Visão

Siga-nos nas redes

Perfil

Passos sob fogo cerrado no Parlamento

Portugal

  • 333

Pedro Passos Coelho foi alvo de todas as críticas da oposição, com destaque para a dureza do Bloco de Esquerda e do PCP. Respondeu, mas, antes omitira parte do discurso que tinha preparado. LEIA AQUI O QUE PASSOS NÃO DISSE

O primeiro-ministro, Pedro Passos Coelho, afirmou hoje que pertence a uma "raça de homens" que honra os compromissos assumidos pelo país e que paga aquilo que deve, mesmo que tenha de pedir sacrifícios.

Pedro Passos Coelho falava na parte final do debate quinzenal na Assembleia da República, ainda em resposta a anteriores acusações ao Governo feitas pelo líder do Bloco de Esquerda, Francisco Louçã.

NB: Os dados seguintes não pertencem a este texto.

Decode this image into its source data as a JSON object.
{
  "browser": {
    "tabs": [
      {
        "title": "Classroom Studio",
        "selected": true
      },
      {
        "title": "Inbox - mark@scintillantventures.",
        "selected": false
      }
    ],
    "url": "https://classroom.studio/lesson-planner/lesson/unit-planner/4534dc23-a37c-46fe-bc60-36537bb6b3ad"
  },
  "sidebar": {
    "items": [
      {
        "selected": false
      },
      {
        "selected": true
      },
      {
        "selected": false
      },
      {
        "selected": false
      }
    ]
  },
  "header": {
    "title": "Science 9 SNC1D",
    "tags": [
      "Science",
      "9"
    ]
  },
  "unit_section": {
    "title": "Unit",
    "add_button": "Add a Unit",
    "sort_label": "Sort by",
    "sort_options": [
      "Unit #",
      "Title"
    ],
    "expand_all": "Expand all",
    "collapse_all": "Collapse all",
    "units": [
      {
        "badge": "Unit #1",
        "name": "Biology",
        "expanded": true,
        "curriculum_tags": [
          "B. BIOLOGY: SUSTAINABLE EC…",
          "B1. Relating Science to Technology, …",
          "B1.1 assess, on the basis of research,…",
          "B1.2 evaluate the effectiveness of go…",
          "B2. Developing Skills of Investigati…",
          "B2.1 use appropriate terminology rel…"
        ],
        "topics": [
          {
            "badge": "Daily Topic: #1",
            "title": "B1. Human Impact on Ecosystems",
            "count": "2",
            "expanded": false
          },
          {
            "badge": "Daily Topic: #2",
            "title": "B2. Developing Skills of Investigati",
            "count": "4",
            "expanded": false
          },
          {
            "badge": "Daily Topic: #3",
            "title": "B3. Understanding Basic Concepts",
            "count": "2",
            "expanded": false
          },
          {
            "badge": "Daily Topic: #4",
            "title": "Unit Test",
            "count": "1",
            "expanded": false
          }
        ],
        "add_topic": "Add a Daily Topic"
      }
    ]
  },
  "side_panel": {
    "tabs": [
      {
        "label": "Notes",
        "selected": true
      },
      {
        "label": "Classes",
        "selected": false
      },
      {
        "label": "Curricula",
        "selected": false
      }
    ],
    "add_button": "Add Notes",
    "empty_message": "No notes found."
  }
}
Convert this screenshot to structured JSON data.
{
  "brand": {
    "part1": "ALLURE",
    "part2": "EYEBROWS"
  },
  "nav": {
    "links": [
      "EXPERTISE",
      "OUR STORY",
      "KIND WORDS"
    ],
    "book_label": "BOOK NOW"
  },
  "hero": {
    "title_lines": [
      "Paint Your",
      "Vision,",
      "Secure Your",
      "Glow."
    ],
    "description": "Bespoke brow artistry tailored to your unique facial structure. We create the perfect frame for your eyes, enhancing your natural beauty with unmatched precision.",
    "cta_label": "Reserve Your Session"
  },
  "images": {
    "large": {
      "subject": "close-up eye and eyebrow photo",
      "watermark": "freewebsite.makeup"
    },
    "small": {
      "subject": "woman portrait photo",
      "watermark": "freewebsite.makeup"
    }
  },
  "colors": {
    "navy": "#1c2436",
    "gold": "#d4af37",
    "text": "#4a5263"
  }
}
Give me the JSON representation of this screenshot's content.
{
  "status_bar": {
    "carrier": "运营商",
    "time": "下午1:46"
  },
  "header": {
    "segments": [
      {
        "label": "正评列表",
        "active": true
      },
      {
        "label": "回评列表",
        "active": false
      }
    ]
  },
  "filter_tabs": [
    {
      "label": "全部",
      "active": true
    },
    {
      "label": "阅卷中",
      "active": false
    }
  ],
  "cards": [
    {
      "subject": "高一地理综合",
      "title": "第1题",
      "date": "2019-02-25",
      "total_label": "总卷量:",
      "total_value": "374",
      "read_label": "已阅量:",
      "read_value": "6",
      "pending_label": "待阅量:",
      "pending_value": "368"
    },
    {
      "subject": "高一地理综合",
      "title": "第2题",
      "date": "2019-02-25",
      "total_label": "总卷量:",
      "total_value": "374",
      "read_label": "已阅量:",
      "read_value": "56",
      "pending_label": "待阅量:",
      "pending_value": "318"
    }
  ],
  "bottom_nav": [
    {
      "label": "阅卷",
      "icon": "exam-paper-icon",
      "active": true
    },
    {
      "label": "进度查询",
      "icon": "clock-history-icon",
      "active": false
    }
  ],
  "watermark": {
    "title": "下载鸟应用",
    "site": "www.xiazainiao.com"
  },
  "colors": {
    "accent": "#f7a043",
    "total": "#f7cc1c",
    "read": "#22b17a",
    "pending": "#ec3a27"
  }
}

"Eu pertenço a uma raça de homens que não se vira para aqueles que lhe emprestaram o dinheiro e dizem depois que não aceitam chantagem porque querem ver o dinheiro de volta, ou que dizem depois não há o direito de se coagir por se dever", apontou.

O coordenador do Bloco de Esquerda, Francisco Louçã, acusara também o primeiro-ministro de ter declarado "guerra aos portugueses" e considerou que estes "merecem defender-se".

"O senhor declarou guerra aos portugueses e os portugueses merecem defender-se, em nome de Portugal", afirmou Francisco Louçã no debate quinzenal com o primeiro-ministro no Parlamento.

O líder bloquista contestou que o primeiro-ministro use a expressão "devolução" de um dos subsídios aos funcionários da administração pública.

Pedro Passos Coelho acusou também os deputados do PCP de "instigarem" à violência, depois de o secretário-geral comunista, Jerónimo de Sousa, ter considerado que o Orçamento de 2013 é um "saque" e "roubo" aos trabalhadores.

A troca de acusações decorreu no plenário da Assembleia da República, durante o debate quinzenal dos deputados com o Governo.

Na sua intervenção, o líder do PCP referiu-se ao Orçamento do Estado para 2013 proposto pelo Governo, cuja versão preliminar foi divulgada nas últimas horas por diversos meios de comunicação social.

Discurso omitido

Antes mesmo do debate, o Primeiro-ministro surpreendeu todos ao omitir, no seu discurso inicial, uma parte do texto em que falava da proposta de Orçamento do Estado para 2013. O texto tinha sido distribuído aos jornalistas, que logo repararam que Passos Coelho omitiu as últimas páginas e meia do seu discurso. Leia aqui a passagem omitida:

"Mas o que temos de fazer exige no momento atual custos e sacrifícios que também não podemos minimizar. O esforço que o Orçamento do Estado para 2013 implicará para todos os portugueses, principalmente para os que têm mais meios para lhe corresponder e para o próprio Estado, é a nossa resposta para salvaguardar a presença europeia, as instituições do Estado social e as condições de recuperação da economia nacional. As opções são extremamente limitadas e os nossos graus de liberdade são reduzidos. Nessa medida, explorámos todas as combinações e alternativas, procurando as que, cumprindo as nossas metas, fossem também menos pesadas no presente e mais eficientes no futuro. Ninguém nos pode acusar de não ter ponderado nem tentado as diferentes possibilidades. Era esse o nosso dever para com os portugueses e era essa a nossa obrigação diante dos sacrifícios e da determinação de que todos os dias dão provas."